Quelques considérations préalables

Dans le mode de production capitaliste, la population n’est pas un fait de « nature », sa production, reproduction, gestion et les catégories qui la constituent sont le produit de rapports de classe et de genre qui en structurent la mise en forme et l’évolution. Cette population n’existe socialement et ne se reproduit que comme fonction du capital. Il n’y a pas de substrat intact ou pur pouvant servir de préfiguration de quoique ce soit, il n’y pas de bonheur ou de souffrance, de bonne santé ou de maladie, de manière de vivre ou de mourir qui puissent se comprendre autrement que comme une expression de ces rapports de classe et de genre. Il faut ajouter, vu le sujet, que cette expression sans cesse renouvelée – car produit historique – du rapport de classe et de genre existe dans le quotidien de la pensée et de l’action pour toutes les classes, et encore plus à l’insu (mais « de leur plein gré ») de ses acteurs pour ce qui concerne les classes dominantes ou supérieures.

Cette reproduction n’est pas une mécanique idéale et froide des rapports de production mettant en mouvement ses propres matériaux idéaux. Les rapports de classe et de genre comme rapports de production ne se donnent pas en clair, ils existent dans une complexité qui peut être comprise conceptuellement comme un déploiement dynamique des catégories de l’exploitation (rapport surtravail / travail nécessaire) sur tous les pans de l’existence que le mode de production capitaliste met en mouvement de par son caractère total. Ainsi la population est produite et existe bien sûr dans les rapports de production à proprement parler, mais, par là, dans l’existence quotidienne à travers laquelle se constitue la (re)production du rapport d’exploitation dans son ensemble comme condition d’existence de ces rapports de production stricts (à travers idéologies, pensées, affectivité, sociabilité, loisirs, santé, rapport à l’habitat, nourriture, symptômes, inscription institutionnelle, 1 ou 2 sur la carte de sécu…).

Faire tenir ces éléments apparemment disparates ou hétérogènes n’est pas l’affaire d’un Macron ou d’un lobby même puissant et elle n’est pas non plus le fruit du hasard ni dénuée d’intentions, de volontés et de décisions. Mais toujours les structures dominent les individus ou groupes d’individus et leurs actions, pensées, idéologies, etc. sont elles-mêmes l’expression de ces rapports de classes et de genre qu’ils produisent et, les reproduisant naturellement, qui les reproduisent1.

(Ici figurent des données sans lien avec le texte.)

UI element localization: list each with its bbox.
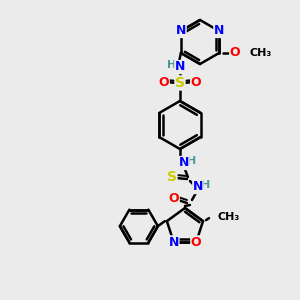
Text: CH₃: CH₃	[217, 212, 239, 222]
Text: O: O	[169, 193, 179, 206]
Text: S: S	[167, 170, 177, 184]
Text: O: O	[230, 46, 240, 59]
Text: H: H	[201, 180, 211, 190]
Text: O: O	[159, 76, 169, 88]
Text: O: O	[190, 76, 201, 88]
Text: N: N	[214, 25, 224, 38]
Text: N: N	[169, 236, 179, 249]
Text: CH₃: CH₃	[249, 48, 271, 58]
Text: S: S	[175, 76, 185, 90]
Text: N: N	[179, 157, 189, 169]
Text: H: H	[187, 156, 196, 166]
Text: N: N	[193, 181, 203, 194]
Text: H: H	[167, 60, 177, 70]
Text: N: N	[176, 25, 186, 38]
Text: N: N	[175, 61, 185, 74]
Text: O: O	[191, 236, 201, 249]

Partons d’une idée simple, même simpliste.

Aucun Etat, aucune bourgeoisie ne foutra en l’air son économie (déjà pas brillante) dans le but de renforcer le « contrôle » et « l’asservissement » de la population ou pour favoriser les laboratoires et autres Gafa. A la limite cela peut être une opportunité mais à manipuler avec d’extrêmes précautions par cette classe dominante pour en éviter les effets pervers sur le travail, la production générale, la reproduction de la force de travail, la circulation, la consommation et de façon globale la vie sociale quotidienne qui nourrit le mode de production.

Passons à un niveau un peu plus élaboré, relatif à la mécanique du discours complotiste (ou conspirationniste).

Ne jamais accuser l’institution, le pouvoir, la cible en général, de « complot ». Ne pas employer le terme.

Se positionner en avant-garde éclairée.

S’appuyer sur la science et la raison (prolifération des notes de bas de page, références universitaires absconses, liens hypertextes, graphiques, cartes, etc.).

Toujours poser la question : « à qui profite le crime ? ». Désigner pour chaque événement un responsable, une organisation (si possible groupe occulte), et une cause unique. Ainsi on pourrait dire que puisque la révolution bolchévique de 1917 a été en partie possible dans les conditions de la première guerre mondiale, le nationaliste serbe qui assassinat l’archiduc d’Autriche à Sarajevo était un agent de Lénine.

Accumuler des « détails troublants » en les connectant.

Refuser le hasard, ne voir que des corrélations nécessaires (« Savez-vous que … ? » ; « Ce n’est pas un hasard si … »)

S’appuyer sur l’histoire et trouver toutes sortes d’événements semblables aussi disparates que possible, mais « ressemblant ».

Considérer que l’ennemi (organisations occultes, services secrets, Goldman Sachs, etc.) ne fait jamais d’erreurs. Tout ce qui arrive est voulu et ne peut lui avoir échappé.

Considérer inversement et dans le même temps que l’ennemi fait des erreurs de débutants (ici retour aux « détails troublants »).

Refuser la contradiction en la disqualifiant d’office dans la mesure où elle ne peut que provenir de sources ayant des intérêts liés au(x) chef(s) d’orchestre.

Construire le monde comme une « totalité expressive » (la totalité est toute entière présente dans chacun de ses éléments ou chacune de ses parties). Mais, malheureusement tout le monde n’est pas Leibniz et nous nous contenterons de quelques corrélations abusives.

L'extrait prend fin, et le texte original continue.